Paul Mungai will be one of the first Andrew W Mellon Foundation-sponsored, CET-supervised student to complete a master's degree at UCT. Mungai was awarded a Mellon Scholarship for the postgraduate course in Information Communication Technology in Education.
In his thesis, Mungai explored the types of knowledge that University of the Western Cape social work students demonstrated while developing their ePortfolios.
ePortfolios, or electronic portfolios, are digitised collections of documents, images, artefacts, and blogs that can be used to showcase development over time.
In this qualitative study, four social work students developed summative, working, reflective and assessment ePortfolios. Mungai found that subjective and descriptive knowledge were most pronounced in the ePortfolios of all four, although other types of knowledge also enjoyed varying degrees of prominence.
The Kenyan software developer, currently working at the University of the Witwatersrand, expressed gratitude to the Mellon Foundation for funding his studies at what he calls "the best institution on the African continent".
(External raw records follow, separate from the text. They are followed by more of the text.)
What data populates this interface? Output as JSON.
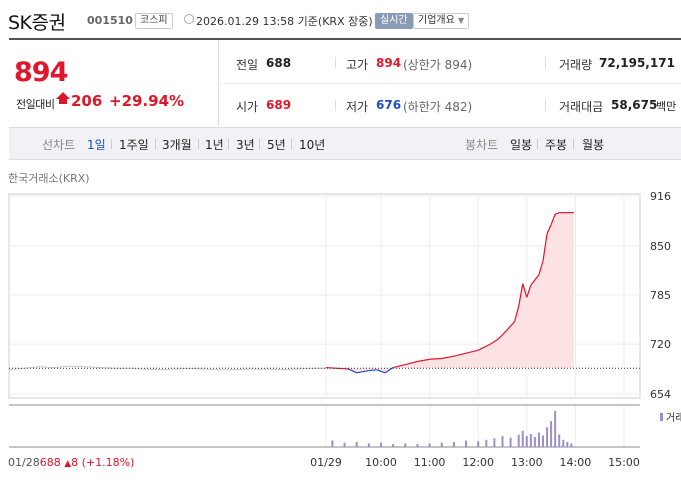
{
  "header": {
    "title": "SK증권",
    "code": "001510",
    "market": "코스피",
    "datetime": "2026.01.29 13:58 기준(KRX 장중)",
    "realtime": "실시간",
    "company_overview": "기업개요"
  },
  "price": {
    "current": "894",
    "change_label": "전일대비",
    "change_value": "206",
    "change_pct": "+29.94%"
  },
  "stats": {
    "prev_close_label": "전일",
    "prev_close": "688",
    "high_label": "고가",
    "high": "894",
    "upper_limit": "(상한가 894)",
    "volume_label": "거래량",
    "volume": "72,195,171",
    "open_label": "시가",
    "open": "689",
    "low_label": "저가",
    "low": "676",
    "lower_limit": "(하한가 482)",
    "amount_label": "거래대금",
    "amount": "58,675",
    "amount_unit": "백만"
  },
  "tabs": {
    "line_label": "선차트",
    "line_periods": [
      "1일",
      "1주일",
      "3개월",
      "1년",
      "3년",
      "5년",
      "10년"
    ],
    "candle_label": "봉차트",
    "candle_periods": [
      "일봉",
      "주봉",
      "월봉"
    ]
  },
  "exchange_label": "한국거래소(KRX)",
  "volume_legend": "거래",
  "prev_day_summary": {
    "date": "01/28",
    "price": "688",
    "change": "8",
    "pct": "(+1.18%)"
  },
  "colors": {
    "up": "#e0162b",
    "down": "#1a4ec9",
    "prev_line": "#c8c8c8",
    "area_fill": "#fde2e4",
    "volume_bar": "#9a8fc6"
  },
  "chart_data": {
    "type": "line",
    "y_ticks": [
      "916",
      "850",
      "785",
      "720",
      "654"
    ],
    "ylim": [
      654,
      916
    ],
    "x_ticks": [
      "01/29",
      "10:00",
      "11:00",
      "12:00",
      "13:00",
      "14:00",
      "15:00"
    ],
    "base_price": 688,
    "prev_day_series": [
      686,
      688,
      690,
      689,
      691,
      690,
      689,
      688,
      688,
      687,
      686,
      687,
      688,
      687,
      686,
      686,
      687,
      687,
      686,
      687,
      688,
      688
    ],
    "today_series": [
      {
        "time": "09:00",
        "price": 689
      },
      {
        "time": "09:20",
        "price": 687
      },
      {
        "time": "09:30",
        "price": 682
      },
      {
        "time": "09:45",
        "price": 685
      },
      {
        "time": "09:55",
        "price": 686
      },
      {
        "time": "10:05",
        "price": 682
      },
      {
        "time": "10:15",
        "price": 689
      },
      {
        "time": "10:30",
        "price": 693
      },
      {
        "time": "10:45",
        "price": 697
      },
      {
        "time": "11:00",
        "price": 700
      },
      {
        "time": "11:15",
        "price": 701
      },
      {
        "time": "11:30",
        "price": 704
      },
      {
        "time": "11:45",
        "price": 708
      },
      {
        "time": "12:00",
        "price": 712
      },
      {
        "time": "12:15",
        "price": 720
      },
      {
        "time": "12:25",
        "price": 727
      },
      {
        "time": "12:35",
        "price": 738
      },
      {
        "time": "12:45",
        "price": 750
      },
      {
        "time": "12:50",
        "price": 770
      },
      {
        "time": "12:55",
        "price": 800
      },
      {
        "time": "13:00",
        "price": 782
      },
      {
        "time": "13:05",
        "price": 798
      },
      {
        "time": "13:10",
        "price": 805
      },
      {
        "time": "13:15",
        "price": 812
      },
      {
        "time": "13:20",
        "price": 830
      },
      {
        "time": "13:25",
        "price": 866
      },
      {
        "time": "13:30",
        "price": 878
      },
      {
        "time": "13:35",
        "price": 892
      },
      {
        "time": "13:40",
        "price": 894
      },
      {
        "time": "13:58",
        "price": 894
      }
    ],
    "volume_bars": [
      {
        "time": "09:00",
        "level": 0.18
      },
      {
        "time": "09:15",
        "level": 0.12
      },
      {
        "time": "09:30",
        "level": 0.14
      },
      {
        "time": "09:45",
        "level": 0.1
      },
      {
        "time": "10:00",
        "level": 0.12
      },
      {
        "time": "10:15",
        "level": 0.08
      },
      {
        "time": "10:30",
        "level": 0.1
      },
      {
        "time": "10:45",
        "level": 0.08
      },
      {
        "time": "11:00",
        "level": 0.1
      },
      {
        "time": "11:15",
        "level": 0.12
      },
      {
        "time": "11:30",
        "level": 0.14
      },
      {
        "time": "11:45",
        "level": 0.18
      },
      {
        "time": "12:00",
        "level": 0.16
      },
      {
        "time": "12:10",
        "level": 0.2
      },
      {
        "time": "12:20",
        "level": 0.24
      },
      {
        "time": "12:30",
        "level": 0.3
      },
      {
        "time": "12:40",
        "level": 0.26
      },
      {
        "time": "12:50",
        "level": 0.34
      },
      {
        "time": "12:55",
        "level": 0.45
      },
      {
        "time": "13:00",
        "level": 0.3
      },
      {
        "time": "13:05",
        "level": 0.36
      },
      {
        "time": "13:10",
        "level": 0.28
      },
      {
        "time": "13:15",
        "level": 0.4
      },
      {
        "time": "13:20",
        "level": 0.32
      },
      {
        "time": "13:25",
        "level": 0.55
      },
      {
        "time": "13:30",
        "level": 0.72
      },
      {
        "time": "13:35",
        "level": 1.0
      },
      {
        "time": "13:40",
        "level": 0.35
      },
      {
        "time": "13:45",
        "level": 0.2
      },
      {
        "time": "13:50",
        "level": 0.14
      },
      {
        "time": "13:55",
        "level": 0.1
      }
    ]
  }
}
"This course has imparted useful knowledge in my area of work and I hope to impart the same to my work," he says.
Mungai's supervisor, Associate Professor Dick Ng'ambi, explains that students supervised by the CET enjoyed a useful head start.
"One of the advantages for studying a master's in a centre is that students are supervised by staff who are educational technology practitioners, educators and researchers. CET staff continue to research and publish widely, and some are rated by the National Research Foundation."